Você está aqui! No pálido ponto azul. E estamos lá, em Marte.

A Curiosity pousar em Marte eleva a moral não só dos americanos, mas a de todos nós terráqueos. É como receber as notícias das primeiras viagens para a América e dos encontros com os índios em ~1500, só que, infelizmente, sem os índios.

Separei 3 fotos que mostram o planeta Terra. Repare o tamanho do nosso importante planeta, de 40 mil km de circunferência no equador.

Esta primeira é de autoria da rover Spirit (aquela enviada em 2004, junto com a sua gêmea, a Opportuniy). Tirada em próprio solo marciano. Olha você aí!

Cuidado que há imagens fake, geradas pelos programas de posicionamento das estrelas.

Nesta foto você pode ver a Terra. Mas esse ponto não é a Terra, é Júpiter! Clique nela para poder procurar a nossa casa, vista pela sonda Mars Global Surveyor.

Nesta última foto podemos ver um ponto muito pequeno. É a terra, vista de fora do sistema solar, pela Voyager 1 em 1990, a 6 bilhões de kilometros daqui. A imagem foi batizada de pálido ponto azul por motivos óbvios.

Por que estou animado? Pois neste instante temos um rover que pesa duas toneladas, com um laboratório científico, armado com um laser para destruir rochas, em Marte. Somos nós os alienígenas com lasers desintegradores. Aposto, creio e quero que a Curiosity encontre sinais de (condições de) vida no passado marciano.

Para terminar, fique com alguns dos parágrafos inciais do livro Pálido Ponto Azul, de Carl Sagan, com legendas em português. Um livro que deve ser lido para você pensar melhor o lugar que ocupa no mundo.

“Consider again that dot. That’s here. That’s home. That’s us. On it everyone you love, everyone you know, everyone you ever heard of, every human being who ever was, lived out their lives. The aggregate of our joy and suffering, thousands of confident religions, ideologies, and economic doctrines, every hunter and forager, every hero and coward, every creator and destroyer of civilization, every king and peasant, every young couple in love, every mother and father, hopeful child, inventor and explorer, every teacher of morals, every corrupt politician, every “superstar”, every “supreme leader”, every saint and sinner in the history of our species lived there – on a mote of dust suspended in a sunbeam.
The Earth is a very small stage in a vast cosmic arena. Think of the rivers of blood spilled by all those generals and emperors so that, in glory and triumph, they could become the momentary masters of a fraction of a dot. Think of the endless cruelties visited by the inhabitants of one corner of this pixel on the scarcely distinguishable inhabitants of some other corner, how frequent their misunderstandings, how eager they are to kill one another, how fervent their hatreds.
Our posturings, our imagined self-importance, the delusion that we have some privileged position in the Universe, are challenged by this point of pale light.

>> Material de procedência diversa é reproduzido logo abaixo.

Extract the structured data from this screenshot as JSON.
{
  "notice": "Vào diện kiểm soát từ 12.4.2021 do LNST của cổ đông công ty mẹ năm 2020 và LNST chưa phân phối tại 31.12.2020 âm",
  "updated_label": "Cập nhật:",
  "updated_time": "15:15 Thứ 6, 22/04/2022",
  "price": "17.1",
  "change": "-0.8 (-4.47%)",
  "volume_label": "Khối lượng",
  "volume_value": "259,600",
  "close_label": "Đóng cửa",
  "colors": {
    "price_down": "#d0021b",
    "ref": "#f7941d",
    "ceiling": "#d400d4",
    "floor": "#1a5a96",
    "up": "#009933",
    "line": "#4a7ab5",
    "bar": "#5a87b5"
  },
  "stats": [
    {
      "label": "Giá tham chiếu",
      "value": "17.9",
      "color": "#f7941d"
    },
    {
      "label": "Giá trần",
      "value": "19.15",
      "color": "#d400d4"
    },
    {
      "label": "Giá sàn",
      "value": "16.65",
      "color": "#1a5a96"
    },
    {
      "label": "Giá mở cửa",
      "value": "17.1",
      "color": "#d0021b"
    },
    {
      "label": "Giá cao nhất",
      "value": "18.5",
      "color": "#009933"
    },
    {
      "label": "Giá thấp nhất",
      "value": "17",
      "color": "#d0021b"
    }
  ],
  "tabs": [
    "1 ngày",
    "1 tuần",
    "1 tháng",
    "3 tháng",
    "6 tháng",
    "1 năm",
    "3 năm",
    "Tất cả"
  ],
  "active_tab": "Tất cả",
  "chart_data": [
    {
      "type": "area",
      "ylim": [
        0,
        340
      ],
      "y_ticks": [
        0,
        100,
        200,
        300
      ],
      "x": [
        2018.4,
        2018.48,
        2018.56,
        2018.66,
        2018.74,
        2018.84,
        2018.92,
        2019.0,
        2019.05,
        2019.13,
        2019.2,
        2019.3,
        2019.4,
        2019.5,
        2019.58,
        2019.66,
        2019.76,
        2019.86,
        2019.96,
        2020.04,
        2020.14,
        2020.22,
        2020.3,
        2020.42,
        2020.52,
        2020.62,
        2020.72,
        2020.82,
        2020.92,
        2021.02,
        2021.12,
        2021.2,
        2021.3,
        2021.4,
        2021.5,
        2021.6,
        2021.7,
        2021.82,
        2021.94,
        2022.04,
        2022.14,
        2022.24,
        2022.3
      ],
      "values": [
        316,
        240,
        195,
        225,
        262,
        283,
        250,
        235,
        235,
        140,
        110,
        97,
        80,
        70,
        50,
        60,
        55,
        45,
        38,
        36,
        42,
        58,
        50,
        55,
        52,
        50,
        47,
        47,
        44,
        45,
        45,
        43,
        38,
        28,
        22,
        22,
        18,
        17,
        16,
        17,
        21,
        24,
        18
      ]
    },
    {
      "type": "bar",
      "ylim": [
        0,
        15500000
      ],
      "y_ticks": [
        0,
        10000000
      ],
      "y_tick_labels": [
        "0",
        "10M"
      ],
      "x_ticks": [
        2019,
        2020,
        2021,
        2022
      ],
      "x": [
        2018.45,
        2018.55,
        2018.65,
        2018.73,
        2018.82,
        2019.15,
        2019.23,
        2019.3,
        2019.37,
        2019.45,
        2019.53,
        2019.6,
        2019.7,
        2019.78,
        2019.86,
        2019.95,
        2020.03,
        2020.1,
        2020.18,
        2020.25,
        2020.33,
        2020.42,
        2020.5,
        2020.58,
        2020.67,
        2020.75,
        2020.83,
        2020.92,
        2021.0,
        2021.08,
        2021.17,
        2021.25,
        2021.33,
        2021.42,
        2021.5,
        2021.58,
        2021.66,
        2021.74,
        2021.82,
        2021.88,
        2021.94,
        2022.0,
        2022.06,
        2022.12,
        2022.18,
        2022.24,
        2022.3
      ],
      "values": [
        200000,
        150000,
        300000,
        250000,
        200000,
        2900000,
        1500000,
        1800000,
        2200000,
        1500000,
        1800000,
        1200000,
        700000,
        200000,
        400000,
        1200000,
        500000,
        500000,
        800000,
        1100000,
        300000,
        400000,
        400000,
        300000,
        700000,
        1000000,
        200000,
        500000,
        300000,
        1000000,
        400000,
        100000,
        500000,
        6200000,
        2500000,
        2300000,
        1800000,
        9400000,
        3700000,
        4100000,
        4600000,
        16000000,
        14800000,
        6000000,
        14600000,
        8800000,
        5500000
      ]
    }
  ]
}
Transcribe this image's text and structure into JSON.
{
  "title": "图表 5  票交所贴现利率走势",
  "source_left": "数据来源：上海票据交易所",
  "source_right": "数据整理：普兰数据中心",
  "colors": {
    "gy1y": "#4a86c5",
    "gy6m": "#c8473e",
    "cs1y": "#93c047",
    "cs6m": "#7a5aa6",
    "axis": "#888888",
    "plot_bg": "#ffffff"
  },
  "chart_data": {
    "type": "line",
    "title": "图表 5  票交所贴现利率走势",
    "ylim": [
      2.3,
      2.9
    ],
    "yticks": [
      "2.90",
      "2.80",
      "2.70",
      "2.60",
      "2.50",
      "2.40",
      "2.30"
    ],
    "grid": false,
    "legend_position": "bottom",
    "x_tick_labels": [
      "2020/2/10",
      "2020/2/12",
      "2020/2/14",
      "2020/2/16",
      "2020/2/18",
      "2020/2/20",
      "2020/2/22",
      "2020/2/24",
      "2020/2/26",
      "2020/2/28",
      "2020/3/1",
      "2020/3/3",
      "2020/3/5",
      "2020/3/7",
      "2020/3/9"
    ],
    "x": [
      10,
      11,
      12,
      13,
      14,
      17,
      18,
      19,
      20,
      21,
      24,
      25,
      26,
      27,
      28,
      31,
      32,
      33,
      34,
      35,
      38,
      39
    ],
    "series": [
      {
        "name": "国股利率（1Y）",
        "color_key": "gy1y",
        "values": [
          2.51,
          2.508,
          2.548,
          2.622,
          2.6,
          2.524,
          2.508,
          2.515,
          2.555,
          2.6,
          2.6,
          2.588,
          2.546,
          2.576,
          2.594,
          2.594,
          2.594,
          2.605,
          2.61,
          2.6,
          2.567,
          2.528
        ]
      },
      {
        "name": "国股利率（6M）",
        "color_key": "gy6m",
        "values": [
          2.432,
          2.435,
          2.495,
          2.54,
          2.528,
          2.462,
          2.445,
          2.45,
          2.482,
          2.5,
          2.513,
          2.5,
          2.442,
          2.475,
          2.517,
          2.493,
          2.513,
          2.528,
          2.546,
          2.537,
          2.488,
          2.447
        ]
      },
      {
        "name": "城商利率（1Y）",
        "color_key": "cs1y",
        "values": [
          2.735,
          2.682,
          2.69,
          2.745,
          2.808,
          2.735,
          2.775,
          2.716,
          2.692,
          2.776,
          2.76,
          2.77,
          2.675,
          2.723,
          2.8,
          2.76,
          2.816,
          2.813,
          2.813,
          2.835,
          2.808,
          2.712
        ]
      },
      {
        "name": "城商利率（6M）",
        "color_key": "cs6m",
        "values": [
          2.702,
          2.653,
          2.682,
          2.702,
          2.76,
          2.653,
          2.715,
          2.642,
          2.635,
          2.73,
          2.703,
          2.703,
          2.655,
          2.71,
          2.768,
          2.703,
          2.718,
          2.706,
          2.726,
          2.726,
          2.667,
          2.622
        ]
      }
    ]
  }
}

Our planet is a lonely speck in the great enveloping cosmic dark. In our obscurity, in all this vastness, there is no hint that help will come from elsewhere to save us from ourselves.
The Earth is the only world known so far to harbor life. There is nowhere else, at least in the near future, to which our species could migrate. Visit, yes. Settle, not yet. Like it or not, for the moment the Earth is where we make our stand.
It has been said that astronomy is a humbling and character-building experience. There is perhaps no better demonstration of the folly of human conceits than this distant image of our tiny world. To me, it underscores our responsibility to deal more kindly with one another, and to preserve and cherish the pale blue dot, the only home we’ve ever known.”